Referral to an ear, nose, and throat specialist may be indicated when:[1][3]

  • Patient is immunocompromised

  • A complication of rhinosinusitis is suspected (facial cellulitis, orbital cellulitis or abscess, intracranial infection)

  • Cranial nerve deficits such as facial nerve paralysis or ophthalmoplegia are present, suggesting possible invasive fungal or orbital rhinosinusitis

  • Condition is refractory to antibiotic treatment

  • Condition is recurrent (i.e., 4 or more episodes per year) or significantly affects quality of life

  • There is a suspected allergic or immunologic basis for the condition, or there are comorbidities (e.g., asthma, nasal polyps) present that complicate management, or rhinosinusitis is associated with unusual opportunistic infections.

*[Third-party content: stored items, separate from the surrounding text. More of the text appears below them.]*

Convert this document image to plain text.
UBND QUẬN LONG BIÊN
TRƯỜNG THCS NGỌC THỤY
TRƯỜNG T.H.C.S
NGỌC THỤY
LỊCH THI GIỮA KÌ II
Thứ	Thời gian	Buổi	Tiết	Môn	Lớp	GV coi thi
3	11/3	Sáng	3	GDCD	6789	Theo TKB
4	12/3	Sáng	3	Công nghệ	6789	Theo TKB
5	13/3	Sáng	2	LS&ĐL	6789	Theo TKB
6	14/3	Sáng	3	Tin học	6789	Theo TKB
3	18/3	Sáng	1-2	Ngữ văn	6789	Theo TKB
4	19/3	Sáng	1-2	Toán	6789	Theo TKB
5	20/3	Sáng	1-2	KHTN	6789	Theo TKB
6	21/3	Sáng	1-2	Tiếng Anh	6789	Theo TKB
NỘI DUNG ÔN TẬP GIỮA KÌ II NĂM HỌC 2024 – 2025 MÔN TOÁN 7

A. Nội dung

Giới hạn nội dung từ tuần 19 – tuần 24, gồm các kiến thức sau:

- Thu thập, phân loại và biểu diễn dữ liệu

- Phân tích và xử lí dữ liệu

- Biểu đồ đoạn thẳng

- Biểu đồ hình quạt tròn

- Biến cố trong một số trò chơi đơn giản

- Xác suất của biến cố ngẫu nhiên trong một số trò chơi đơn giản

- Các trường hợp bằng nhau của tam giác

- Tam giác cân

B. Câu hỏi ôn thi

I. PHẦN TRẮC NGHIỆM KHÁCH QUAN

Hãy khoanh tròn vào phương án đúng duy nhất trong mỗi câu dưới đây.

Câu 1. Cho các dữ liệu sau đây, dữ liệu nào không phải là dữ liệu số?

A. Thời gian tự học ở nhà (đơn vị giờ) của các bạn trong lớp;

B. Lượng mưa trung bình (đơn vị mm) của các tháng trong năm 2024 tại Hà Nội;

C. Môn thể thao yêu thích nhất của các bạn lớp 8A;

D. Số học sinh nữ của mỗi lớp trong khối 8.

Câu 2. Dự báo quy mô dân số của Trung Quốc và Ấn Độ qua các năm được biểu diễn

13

The specialist may be able to enhance care:

  • Through confirmation of the diagnosis or provision of an alternative diagnosis

  • By obtaining a sinus culture

  • By adjusting antibiotic therapy to cover less common pathogens, such as anaerobes, Pseudomonas aeruginosa, or Staphylococcus aureus

  • By obtaining and interpreting imaging studies

  • Through consideration of surgery.[3]

Acute invasive fungal rhinosinusitis is a rare, rapidly progressive and life-threatening infection with a high mortality rate warranting immediate emergency referral and ENT consultation. Management consists of surgical debridement, systemic antifungal therapy, and correction of predisposing conditions.[3][66]